The first 2 experiments used similar decision trees, which split the data into branches based on the ‘best’ feature for information gain, or reduction in uncertainty. This was the simplest algorithm to implement and interpret, with a plot generated to visualize the decision branches. The accuracy was fairly high and close for the training and testing datasets and did not have much variation between the two experiments, but the results were of somewhat limited use for business logic. By having the algorithm select the most import features and not utilizing the rest, the variables relating to the customers and their banking history were left out. The results also changed fairly dramatically (though not unexpectedly) when only a single variable was removed from the data. However, the efficiency of implementation and processing made this algorithm a worthwhile test for prediction. Implementing many different experiments with different changes would be relatively quick and easy.

The second algorithm tested was random forest, an ensemble method that builds multiple trees in parallel and aggregates their outputs to improve generalization. The first experiment was overfit to the training data and lost accuracy on the testing set. The second experiment tested how changing the mtry (the number of variables randomly sampled as candidates at each split) from the default sqrt(p) for classification (‘p’ being the number of predictor variables at 16) to just 1, as well as increasing the nodesize to 5 from the default to limit small leaves. This fixed the overfitting issue and balanced the importance rankings but decreased the accuracy to the lowest of all the experiments. With the second, more optimized model, the use of aggregation would most likely allow for the best generalization on unseen data. Ultimately, random forest was the least successful for this dataset.

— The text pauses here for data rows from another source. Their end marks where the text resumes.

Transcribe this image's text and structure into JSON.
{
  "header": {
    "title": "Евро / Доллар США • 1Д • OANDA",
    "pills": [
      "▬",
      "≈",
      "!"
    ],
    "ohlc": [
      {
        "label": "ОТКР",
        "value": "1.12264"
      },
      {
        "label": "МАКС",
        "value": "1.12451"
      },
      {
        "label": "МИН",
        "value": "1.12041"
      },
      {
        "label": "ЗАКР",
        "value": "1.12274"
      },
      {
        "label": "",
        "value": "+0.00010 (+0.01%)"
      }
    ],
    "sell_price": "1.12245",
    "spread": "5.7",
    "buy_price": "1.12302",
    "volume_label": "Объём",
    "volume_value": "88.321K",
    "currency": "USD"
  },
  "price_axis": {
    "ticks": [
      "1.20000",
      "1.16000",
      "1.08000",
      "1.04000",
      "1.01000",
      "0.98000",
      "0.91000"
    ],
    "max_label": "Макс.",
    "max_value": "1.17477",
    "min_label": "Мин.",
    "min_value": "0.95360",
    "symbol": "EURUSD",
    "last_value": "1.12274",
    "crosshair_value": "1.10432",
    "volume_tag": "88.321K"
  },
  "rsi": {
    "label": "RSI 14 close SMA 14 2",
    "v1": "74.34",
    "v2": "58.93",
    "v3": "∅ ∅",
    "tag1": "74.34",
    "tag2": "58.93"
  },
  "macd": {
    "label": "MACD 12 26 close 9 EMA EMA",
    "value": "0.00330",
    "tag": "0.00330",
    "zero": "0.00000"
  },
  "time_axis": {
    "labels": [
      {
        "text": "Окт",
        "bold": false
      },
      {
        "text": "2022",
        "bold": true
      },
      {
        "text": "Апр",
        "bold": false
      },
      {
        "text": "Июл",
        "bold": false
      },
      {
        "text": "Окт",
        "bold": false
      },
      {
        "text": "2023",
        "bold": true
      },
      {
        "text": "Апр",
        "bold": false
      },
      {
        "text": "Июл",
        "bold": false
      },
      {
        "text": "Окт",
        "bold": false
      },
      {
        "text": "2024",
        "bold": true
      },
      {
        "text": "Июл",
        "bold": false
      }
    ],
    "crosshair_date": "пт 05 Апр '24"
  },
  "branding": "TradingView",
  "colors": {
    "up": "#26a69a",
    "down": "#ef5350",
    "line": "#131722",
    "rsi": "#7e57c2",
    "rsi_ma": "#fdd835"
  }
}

The final experiments used XGBoost or extreme gradient boosting, also an ensemble method; but trees were built sequentially instead, correcting errors from previous iterations. These experiments returned the highest accuracy on both training and testing data but took the longest time to implement, requiring the categorical columns with levels to be one-hot encoded for modeling, then converted back to factors for interpretation and evaluation. XGBoost also took the longest time to train and was much less computationally efficient. The final experiment used K-fold cross validation to help determine the optimal hyperparameters, another lengthy extra step to code and process but was very useful in creating a more optimal final model. Based on my experiments, I would recommend this algorithm as the best choice for this dataset because it was able to make highly accurate predictions with low variance between the 2 experiments.